Cecília Meireles, O fim do mundo
se eu ficar bem quieta observando e sentindo, que as sensações são instrumentos de aferição, vou te dizer que noto tudo muito estranho.
eu recém disse que o mundo muda, tudo muda, o tempo passa, e sei que as coisas nascem e morrem, assim como nascemos e morreremos nós.
mas não é só isso, estamos tão desencontrados.
a descrição precisa é de que está assim uma vibe muito esquisita.
tem essa óbvia camada de apreensão sobre os dias, vigilância e inquietude.
tudo me parece excessivamente rápido, exagerado, cruel, eufórico, grotesco, polido, falso, extravagante, descartável.
tanto surge fragmentado. caótico demais, repetido demais. o mundo parece acontecer em recortes, sempre pontilhados pelos horrores recorrentes.
e não é só na internet. e, pior ainda, isso já nem é novidade.
por enquanto, ainda lembro que, uns mais e outros menos, juntos experimentamos a materialidade do horror nesses últimos anos. o abandono, o medo palpável, as perdas inúmeras.
olhamos tão de perto para a morte e para indignidade.
acho que essa dor continua presente, mesmo que disfarçada. o pior aconteceu e continua acontecendo, mas nós parecemos confusos.

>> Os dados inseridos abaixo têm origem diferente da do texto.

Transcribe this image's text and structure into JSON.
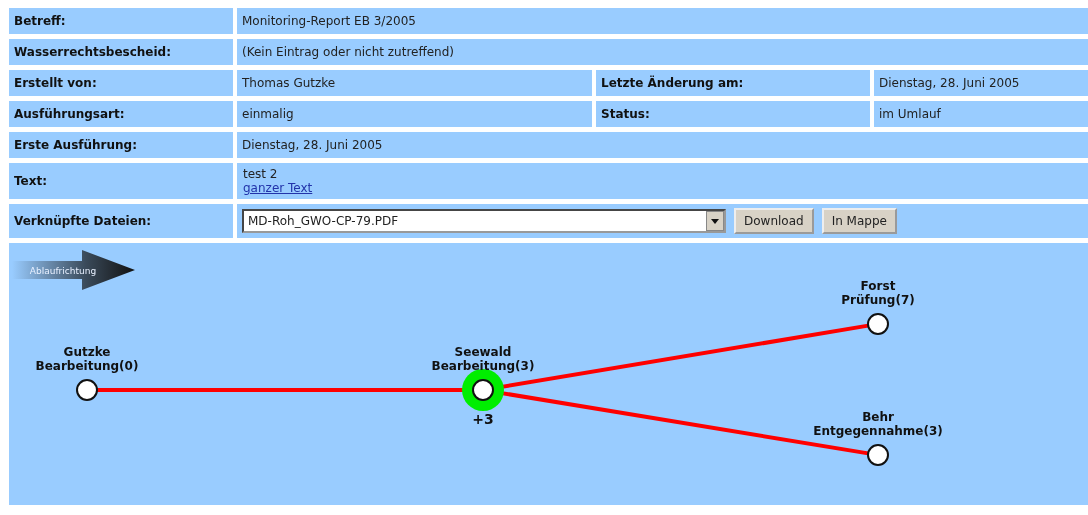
{
  "details": [
    {
      "kind": "single",
      "label": "Betreff:",
      "value": "Monitoring-Report EB 3/2005"
    },
    {
      "kind": "single",
      "label": "Wasserrechtsbescheid:",
      "value": "(Kein Eintrag oder nicht zutreffend)"
    },
    {
      "kind": "double",
      "label": "Erstellt von:",
      "value": "Thomas Gutzke",
      "label_2": "Letzte Änderung am:",
      "value_2": "Dienstag, 28. Juni 2005"
    },
    {
      "kind": "double",
      "label": "Ausführungsart:",
      "value": "einmalig",
      "label_2": "Status:",
      "value_2": "im Umlauf"
    },
    {
      "kind": "single",
      "label": "Erste Ausführung:",
      "value": "Dienstag, 28. Juni 2005"
    },
    {
      "kind": "text",
      "label": "Text:",
      "value": "test 2",
      "link": "ganzer Text"
    },
    {
      "kind": "files",
      "label": "Verknüpfte Dateien:",
      "value": "MD-Roh_GWO-CP-79.PDF",
      "buttons": [
        "Download",
        "In Mappe"
      ]
    }
  ],
  "workflow": {
    "direction_label": "Ablaufrichtung",
    "nodes": [
      {
        "name": "Gutzke",
        "step": "Bearbeitung(0)",
        "current": false
      },
      {
        "name": "Seewald",
        "step": "Bearbeitung(3)",
        "current": true,
        "badge": "+3"
      },
      {
        "name": "Forst",
        "step": "Prüfung(7)",
        "current": false
      },
      {
        "name": "Behr",
        "step": "Entgegennahme(3)",
        "current": false
      }
    ]
  }
}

percebo, em algumas conversas, a fixação em quantificar e otimizar a vida, que é como a vontade de colocar rédeas sobre um mundo indócil. penso em quando eu mesma me apego a essa fantasia.
percebo outros, de algum modo, confortáveis surfando no caos, e talvez seja inveja o que sinto por não ter essa aptidão.
noto reducionismo, desinteresse, certezas fabricadas. distorções nascidas da pressa de calar as dúvidas.
"está tudo perdido" e "vai dar tudo certo" parecem dizer coisas opostas, mas têm efeito parecido. não significam nada.
não espanta que, em meio à vertigem, seja difícil exercitar clareza.
penso que ficamos até mais cientes das adversidades, especialmente as de nossa própria criação, e dizemos que estamos exaustos, só que fazemos muito pouco de diferente.
se tudo parece estranho, se tudo parece perigoso e se vai ficar tudo muito novo, por que as falas e ações continuam as mesmas?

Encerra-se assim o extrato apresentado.